The attacker then reads through the memory, measuring the time it takes to read the data at each address. While the access rate is generally constant, there are some addresses that read data at a dramatically faster rate than others. This is the data from the 1000+α rooms we just calculated and stored. If we eventually figure out which rooms are stored in the cache, we know the value of 1000+α, and we can find the value of α, which is important information about the system. Repeat the process and you’ve got all the information that’s important to the security of your computer, including passwords to administrator accounts.
What makes Meltdown so scary is that the non-sequential execution technique is used across Intel CPUs, and is also used by Qualcomm, Samsung, and other companies that make CPUs for mobile devices. In other words, almost every electronic device on the planet is exposed to this threat. Intel’s competitor AMD is not exposed to Meltdown because instructions are checked first when performing non-sequential execution, but it is exposed to the more difficult-to-handle “Spectre,” a bug that attacks vulnerabilities in speculative execution rather than non-sequential execution. As a result, all CPUs are exposed to the Spectre-Meltdown bug.

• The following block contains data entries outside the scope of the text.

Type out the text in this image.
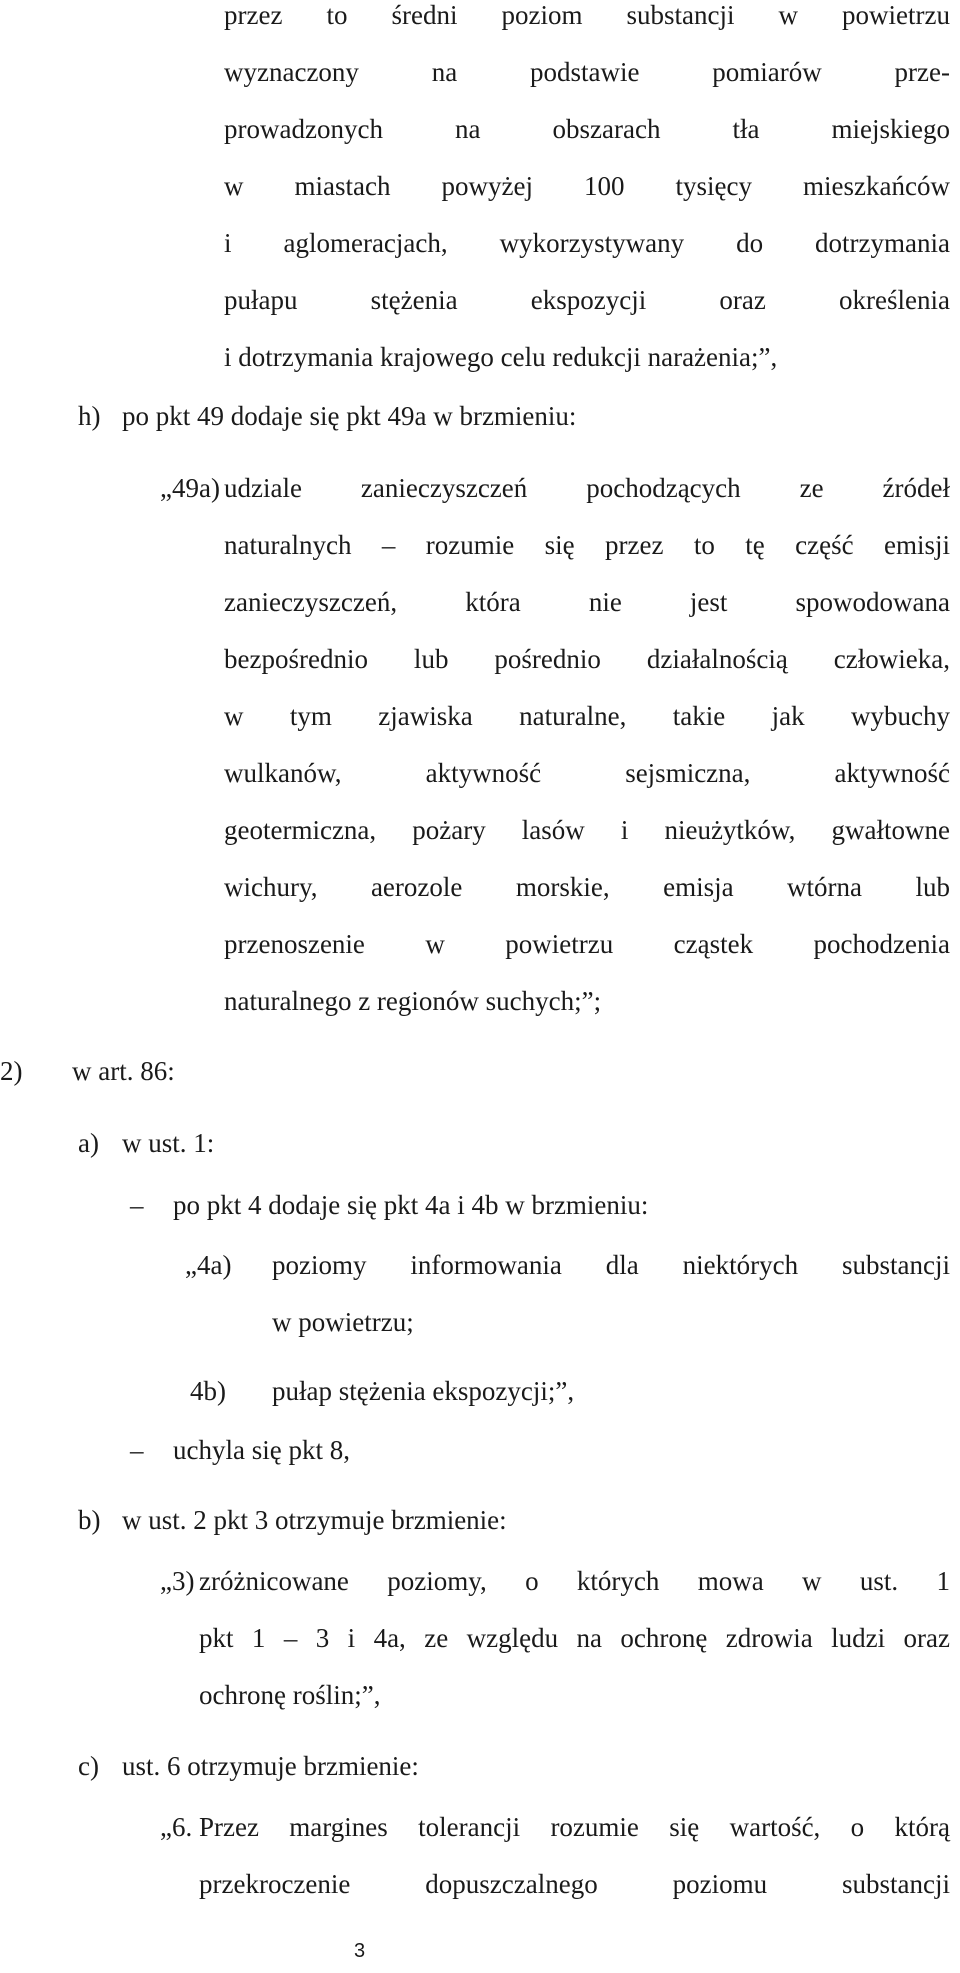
przez to średni poziom substancji w powietrzu
wyznaczony na podstawie pomiarów prze-
prowadzonych na obszarach tła miejskiego
w miastach powyżej 100 tysięcy mieszkańców
i aglomeracjach, wykorzystywany do dotrzymania
pułapu stężenia ekspozycji oraz określenia
i dotrzymania krajowego celu redukcji narażenia;”,
h) po pkt 49 dodaje się pkt 49a w brzmieniu:
„49a) udziale zanieczyszczeń pochodzących ze źródeł
naturalnych – rozumie się przez to tę część emisji
zanieczyszczeń, która nie jest spowodowana
bezpośrednio lub pośrednio działalnością człowieka,
w tym zjawiska naturalne, takie jak wybuchy
wulkanów, aktywność sejsmiczna, aktywność
geotermiczna, pożary lasów i nieużytków, gwałtowne
wichury, aerozole morskie, emisja wtórna lub
przenoszenie w powietrzu cząstek pochodzenia
naturalnego z regionów suchych;”;
2) w art. 86:
a) w ust. 1:
– po pkt 4 dodaje się pkt 4a i 4b w brzmieniu:
„4a) poziomy informowania dla niektórych substancji
w powietrzu;
4b) pułap stężenia ekspozycji;”,
– uchyla się pkt 8,
b) w ust. 2 pkt 3 otrzymuje brzmienie:
„3) zróżnicowane poziomy, o których mowa w ust. 1
pkt 1 – 3 i 4a, ze względu na ochronę zdrowia ludzi oraz
ochronę roślin;”,
c) ust. 6 otrzymuje brzmienie:
„6. Przez margines tolerancji rozumie się wartość, o którą
przekroczenie dopuszczalnego poziomu substancji
3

Many operating systems, including Windows, have issued emergency patches for this bug, but because it’s a silent attack, it’s impossible to know if you were attacked before the patch. Additionally, installing the patch was a way to block non-sequential execution, not a fix, which caused the computer’s processing speed to drop dramatically. Since this is a CPU design issue, there’s nothing you can do about it without replacing the hardware.
So far, we’ve explained how modern computers work and how Meltdown exploits them. The CPU, which is responsible for the computations in a computer, is equipped with non-sequential execution, where instructions are pre-executed, stored, and retrieved when needed, which dramatically speeds up processing, but the vulnerabilities in this process have led to serious security flaws. Along with Meltdown, there’s also a bug called Spectre, which we won’t discuss here because its explanation requires further explanation of speculative execution and attack techniques. However, Spectre is an example of a technology that was introduced to improve CPU performance that ended up causing problems. Hopefully, this will serve as a precedent for others outside of the computer field to think hard about performance improvements and see if we’re missing something important.